KKTC Bakanlar Kurulu’nun Fethullah Terör Örgütü’nü (FETÖ) terör örgütü ilan etmesi ile birlikte başlatılan soruşturmalar, Kıbrıs Türk Barış Kuvvetleri Komutanlığı ve Güvenlik Kuvvetleri Komutanlığı’nın ardından Polis Genel Müdürlüğü’ne sıçradı.

Hafta başında başlatılan soruşturma kapsamında 62 polis mercek altına alındı. Haklarında çeşitli şüpheler bulunan çeşitli rütbelerden 62 polis, sırayla sorguya alınıyor.

Yeşildağlı sorguluyor

Polis Genel Müdürlüğü, sorgulama ekibinin başında PGM 2’nci Müdür Yardımcısı Hüseyin Yeşildağlı atandı.

Yeşildağlı ile birlikte sorgulama ekibinde bir polis müdürü ve GKK’dan üst düzey bir komutan yer alıyor.

Günde 10 kişi

FETÖ üyesi olup olmadığının anlaşılması için bakılan özellikleri titizlikle inceleyen ekip, günde 10 polisi sorguya alıyor. Üç günde, 30 polis sorguya alınırken, sorgulama bugün ve hafta sonu da devam edecek.

İlk etapta dokuz kişi

Soruşturma sonrasında şunana kadar dokuz polis şüpheli olarak ileri tatkikata aşınacak.

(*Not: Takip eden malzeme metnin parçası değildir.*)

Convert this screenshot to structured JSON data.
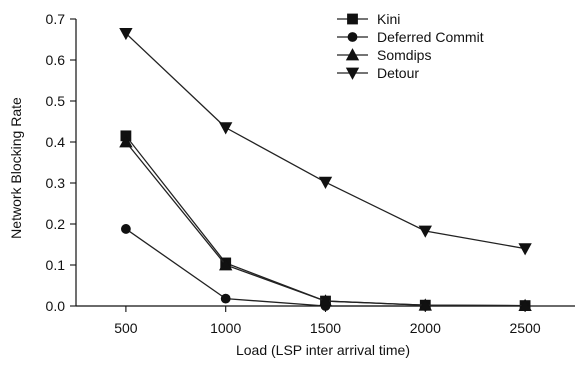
{
  "chart_data": {
    "type": "line",
    "title": "",
    "xlabel": "Load (LSP inter arrival time)",
    "ylabel": "Network Blocking Rate",
    "x": [
      500,
      1000,
      1500,
      2000,
      2500
    ],
    "xlim": [
      250,
      2750
    ],
    "ylim": [
      0,
      0.7
    ],
    "x_ticks": [
      500,
      1000,
      1500,
      2000,
      2500
    ],
    "x_tick_labels": [
      "500",
      "1000",
      "1500",
      "2000",
      "2500"
    ],
    "y_ticks": [
      0,
      0.1,
      0.2,
      0.3,
      0.4,
      0.5,
      0.6,
      0.7
    ],
    "y_tick_labels": [
      "0.0",
      "0.1",
      "0.2",
      "0.3",
      "0.4",
      "0.5",
      "0.6",
      "0.7"
    ],
    "grid": false,
    "legend_position": "top-right",
    "series": [
      {
        "name": "Kini",
        "marker": "square",
        "values": [
          0.415,
          0.105,
          0.012,
          0.002,
          0.001
        ]
      },
      {
        "name": "Deferred Commit",
        "marker": "circle",
        "values": [
          0.188,
          0.018,
          0.0,
          0.0,
          0.0
        ]
      },
      {
        "name": "Somdips",
        "marker": "triangle-up",
        "values": [
          0.4,
          0.1,
          0.012,
          0.002,
          0.001
        ]
      },
      {
        "name": "Detour",
        "marker": "triangle-down",
        "values": [
          0.665,
          0.435,
          0.302,
          0.183,
          0.14
        ]
      }
    ]
  }
}
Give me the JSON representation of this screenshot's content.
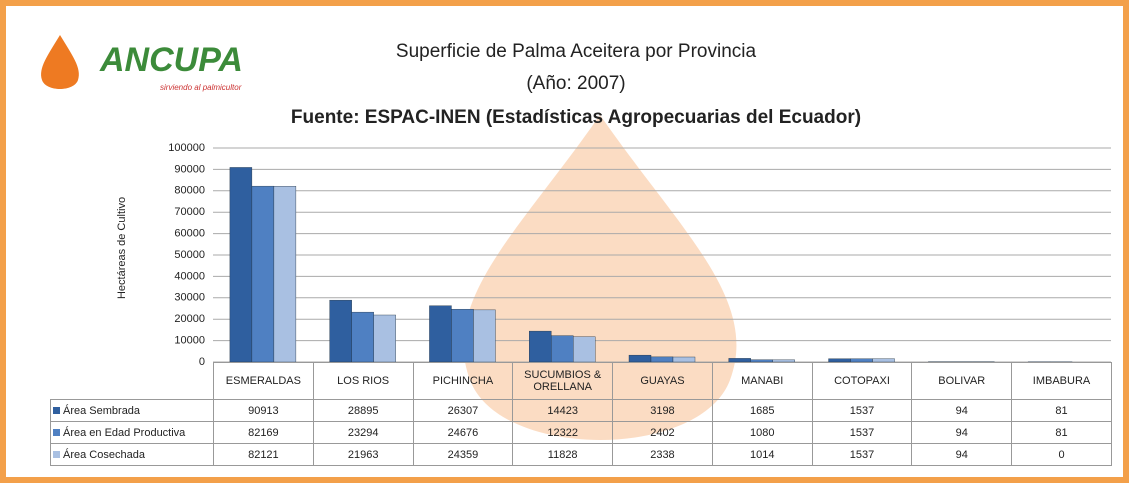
{
  "logo": {
    "name": "ANCUPA",
    "tagline": "sirviendo al palmicultor"
  },
  "chart_data": {
    "type": "bar",
    "title": "Superficie de Palma Aceitera por Provincia",
    "subtitle": "(Año: 2007)",
    "source": "Fuente: ESPAC-INEN (Estadísticas Agropecuarias del Ecuador)",
    "y_label": "Hectáreas de Cultivo",
    "categories": [
      "ESMERALDAS",
      "LOS RIOS",
      "PICHINCHA",
      "SUCUMBIOS & ORELLANA",
      "GUAYAS",
      "MANABI",
      "COTOPAXI",
      "BOLIVAR",
      "IMBABURA"
    ],
    "series": [
      {
        "name": "Área Sembrada",
        "color": "#2f5f9f",
        "values": [
          90913,
          28895,
          26307,
          14423,
          3198,
          1685,
          1537,
          94,
          81
        ]
      },
      {
        "name": "Área en Edad Productiva",
        "color": "#4f80c2",
        "values": [
          82169,
          23294,
          24676,
          12322,
          2402,
          1080,
          1537,
          94,
          81
        ]
      },
      {
        "name": "Área Cosechada",
        "color": "#a9c0e2",
        "values": [
          82121,
          21963,
          24359,
          11828,
          2338,
          1014,
          1537,
          94,
          0
        ]
      }
    ],
    "ylim": [
      0,
      100000
    ],
    "yticks": [
      0,
      10000,
      20000,
      30000,
      40000,
      50000,
      60000,
      70000,
      80000,
      90000,
      100000
    ],
    "grid": true
  }
}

Kalan 32 polisin sorgusu ile birlikte bu sayının artması bekleniyor.

İş dünyasına sıçrayacak

Havadis’in güvenilir kaynaklardan derlediği bilgilere göre, soruşturma kısa süre sonra önce iş dünyası, ardından da üniversitelere sıçrayacak.

Geçtiğimiz günlerde “çok gizli” ibaresi ile Türkiye’den gelen isim listesi, Başbakanlık, İçişleri Bakanlığı ve Polis Genel Müdürlüğüne ulaştı.

Başbakanlık’ın da onayı ile soruşturma Polis Genel Müdürlüğü içerisindeki şüphelilerden başladı.

Hangi yol izleniyor…

Hassas devam eden soruşturmada şüphelilerin üye olup olmadığı şu yöntem izlenerek belirleniyor:

1- 17-25 Aralık sonrası eylemler. Bank Asya’da 2014 Nisan ayından sonra 4 bin TL ve üzeri para yatırıp en az iki ay tutmak. Bu kritere kredi veya bireysel emekliliği bulunan kişiler dahil edilmiyor.

2- Telefonunda ByLock programı tespit edilmesi. ByLock’u yoğun kullanan kırmızı ve turuncu listedekiler için bu durum tek başına delil olarak kabul edilirken, daha az kullanan mavi listedekilerin durumu diğer delillerle birlikte değerlendiriliyor.

3- Tanık, gizli tanık beyanları delil olarak değerlendirmekte ancak isimsiz ihbarlar delil olarak değerlendirilmemekte.

4- Örgüt tarafından belirlenen oran nispetinden maaştan her ay düzenli olarak örgüte himmet adı altından yardımda bulunulması.

5- FETÖ’cü üst düzey kamu görevlisi olanların çocuklarını tedbir amacıyla FETÖ’ye ait okul ve dershanelerine göndermedikleri değerlendiriliyor. Bunun için FETÖ’nün okul ve dershanelerine çocukların gönderilmesi delil olarak düşünülmüyor.

6- FETÖ’yle bağlantılı derneklerde yönetim ve denetim organlarında görev yapmak.

7- Kişinin öğrencilik yıllarında örgüte ait ev ve yurtlarında kalmış olması tek başına delil değil. Mezuniyetten sonra örgütle bağı olup olmadığına bakılıyor.

8- Örgüte bağlı TV kanallarının DIGITURK’ten çıkarılmasının ardından toplu halde DIGITURK aboneliklerini iptal edilmesi de delil sayılıyor.

9- Örgüte ait veya bağlantılı otellerde örgüt tarafından belli amaçlarla düzenlenen toplantılara katılmak. (HSYK seçiminden önce ve sonra yapılan toplantılar gibi)

10- Zanlının üzerinden 1 dolar çıkması, diğer delillerle birlikte değerlendirilerek yan delil olarak kabul ediliyor.

11- Kişinin örgüt içinde tayin edilmesi delil olarak değerlendiriliyor.

12- KPSS, askeri veya polis okulu sınavları gibi kamu kurumlarına giriş için yapılan sınavlarda önceden soruların elde edilmiş olması tek başına delil kabul ediliyor. Bu konuda kişi hakkında soruşturma veya kovuşturma olup olmadığına bakılıyor.

13- Örgüt üyelerinin aralarındaki iletişimin tespiti için HTS kayıtları da dikkate alınıyor.